Эпигенетическая модификация РНКда指происходитьсуществоватьRNAбазаначальствоизкаждыйдобрый化изучать Изменить,Эти модификации обычно не меняют последовательность генов.,Однако это повлияет на его внутриклеточную стабильность, структуру, функцию, процесс сплайсинга, транспорт и позиционирование, полиаденилирование (полиаденилирование), трансляцию и т. д., регулируя тем самым различные биологические процессы. существовать in vivo,Модификации РНК вводятся различными ферментами, существующими посттранскрипционно и во время совместной транскрипции.,Молекулы РНК также могут приобретать модификации из внешних источников.,нравиться окружающей среде или другим организмам. до сих пор,По данным Международного института молекулярной и клеточной биологии (IIMCB) в Варшаве, Польша.,Janusz M. Bujnicki профессоркоманда(картина19,картина20)развиватьизRNAИзменитьданные БиблиотекаMODOMICSпоказывать,существоватьвсе типыизRNAмолекулярныйсередина已经确定Понятно Превосходить170добрыйRNAИзменить(от2006Год更новыйк2023Год)(Cappannini, A; Bujnicki, J. M.et.al), кодирующий РНК (м РНК) и некодирующие РНК (т РНК, rRNA, miRNA, lncRNA, circRNA, и т. д.) можно изменить (рис. 21). Сейчас существование считается эпигенетической модификацией и генетическим материалом. DNA Такой же,Все они являются важными факторами, определяющими экспрессию генов и индивидуальный фенотип.,èБиологическое развитие и возникновение болезней тесно связаны.
Известные в настоящее время модификации из РНК,Были проведены дополнительные исследования по модификации РНК нравиться (рис. 21).:
① N6-метиладенозин (m6A)
② 5-метилцитозин (m5C)
③ N1-метиладенозин (m1A)
④ N7-метилгуанозин (m7G)
⑤ N4-ацетилцитозин (ac4C)
⑥ Псевдоуридин (Ψ)
⑦ Уридилирование
⑧ Аденозин в инозин из РНК Изменить (аденозин-инозин) (A-to-I) RNA editing)

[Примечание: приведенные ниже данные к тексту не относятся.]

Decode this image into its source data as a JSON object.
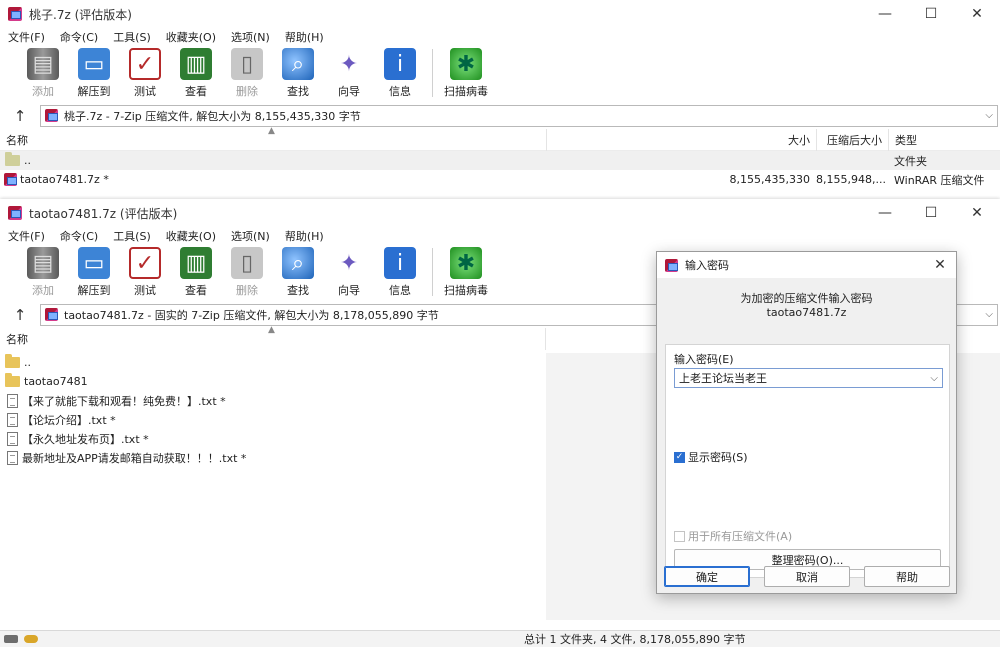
{
  "window1": {
    "title": "桃子.7z (评估版本)",
    "menu": [
      "文件(F)",
      "命令(C)",
      "工具(S)",
      "收藏夹(O)",
      "选项(N)",
      "帮助(H)"
    ],
    "toolbar": [
      {
        "label": "添加",
        "icon": "add-icon",
        "disabled": true
      },
      {
        "label": "解压到",
        "icon": "extract-folder-icon",
        "disabled": false
      },
      {
        "label": "测试",
        "icon": "test-icon",
        "disabled": false
      },
      {
        "label": "查看",
        "icon": "view-book-icon",
        "disabled": false
      },
      {
        "label": "删除",
        "icon": "trash-icon",
        "disabled": true
      },
      {
        "label": "查找",
        "icon": "magnifier-icon",
        "disabled": false
      },
      {
        "label": "向导",
        "icon": "wizard-wand-icon",
        "disabled": false
      },
      {
        "label": "信息",
        "icon": "info-icon",
        "disabled": false
      },
      {
        "label": "扫描病毒",
        "icon": "virus-scan-icon",
        "disabled": false
      }
    ],
    "address": "桃子.7z - 7-Zip 压缩文件, 解包大小为 8,155,435,330 字节",
    "columns": {
      "name": "名称",
      "size": "大小",
      "packed": "压缩后大小",
      "type": "类型"
    },
    "rows": [
      {
        "name": "..",
        "size": "",
        "packed": "",
        "type": "文件夹"
      },
      {
        "name": "taotao7481.7z *",
        "size": "8,155,435,330",
        "packed": "8,155,948,...",
        "type": "WinRAR 压缩文件"
      }
    ]
  },
  "window2": {
    "title": "taotao7481.7z (评估版本)",
    "menu": [
      "文件(F)",
      "命令(C)",
      "工具(S)",
      "收藏夹(O)",
      "选项(N)",
      "帮助(H)"
    ],
    "toolbar": [
      {
        "label": "添加",
        "icon": "add-icon",
        "disabled": true
      },
      {
        "label": "解压到",
        "icon": "extract-folder-icon",
        "disabled": false
      },
      {
        "label": "测试",
        "icon": "test-icon",
        "disabled": false
      },
      {
        "label": "查看",
        "icon": "view-book-icon",
        "disabled": false
      },
      {
        "label": "删除",
        "icon": "trash-icon",
        "disabled": true
      },
      {
        "label": "查找",
        "icon": "magnifier-icon",
        "disabled": false
      },
      {
        "label": "向导",
        "icon": "wizard-wand-icon",
        "disabled": false
      },
      {
        "label": "信息",
        "icon": "info-icon",
        "disabled": false
      },
      {
        "label": "扫描病毒",
        "icon": "virus-scan-icon",
        "disabled": false
      }
    ],
    "address": "taotao7481.7z - 固实的 7-Zip 压缩文件, 解包大小为 8,178,055,890 字节",
    "columns": {
      "name": "名称"
    },
    "rows": [
      {
        "name": "..",
        "kind": "folder"
      },
      {
        "name": "taotao7481",
        "kind": "folder"
      },
      {
        "name": "【来了就能下载和观看！纯免费！】.txt *",
        "kind": "txt"
      },
      {
        "name": "【论坛介绍】.txt *",
        "kind": "txt"
      },
      {
        "name": "【永久地址发布页】.txt *",
        "kind": "txt"
      },
      {
        "name": "最新地址及APP请发邮箱自动获取！！！.txt *",
        "kind": "txt"
      }
    ],
    "status": "总计 1 文件夹, 4 文件, 8,178,055,890 字节"
  },
  "dialog": {
    "title": "输入密码",
    "heading": "为加密的压缩文件输入密码",
    "archive": "taotao7481.7z",
    "password_label": "输入密码(E)",
    "password_value": "上老王论坛当老王",
    "show_password_label": "显示密码(S)",
    "show_password_checked": true,
    "use_all_label": "用于所有压缩文件(A)",
    "use_all_checked": false,
    "organize_label": "整理密码(O)...",
    "ok_label": "确定",
    "cancel_label": "取消",
    "help_label": "帮助"
  },
  "window_controls": {
    "minimize": "—",
    "maximize": "☐",
    "close": "✕"
  }
}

N6-метиладенин (m6A),аденилат азотистого основания из № 6 N Происходит метилирование, Это наиболее распространенная форма модификации метилирования м РНК и в настоящее время наиболее тщательно изученный тип модификации РНК. Он может «записываться» метилтрансферазами, «стираться» деметилазами и «читаться» связывающимися белками. существуют первая деметилаза FTO После того, как это было обнаружено, многие ученые работали вместе, чтобы постепенно построить более четкую картину. m6A Изменить пути. Здесь есть три основных регулирующих фактора: Writer (запись), Eraser (стирание) и Reader (чтение), которые соответственно выполняют m6A из Три задачи: добавить модификацию, стереть модификацию, прочитать модификацию (картина22,Справочник Чжиху-Бай Мо)。
Oxford Nanopore Technologies (ONT) Платформа секвенирования изпрямой РНК Технология секвенирования — это метод, который позволяет определять последовательность молекул РНК и ее эпигенетические модификации без необходимости обратной транскрипции РНК в к ДНК.
Этот метод используется в дополнение к обычному из Транскриптомному анализу, нравиться:
Он также имеет множество уникальных преимуществ, включая следующие аспекты:
прямойRNAСеквенированиетехнологияиз Эти Сценарии примененияпоказывать,Оно имеет важное значение не только для фундаментальных исследований.,Кроме того, он также имеет широкие перспективы применения в клинической диагностике, здравоохранении и биотехнологиях.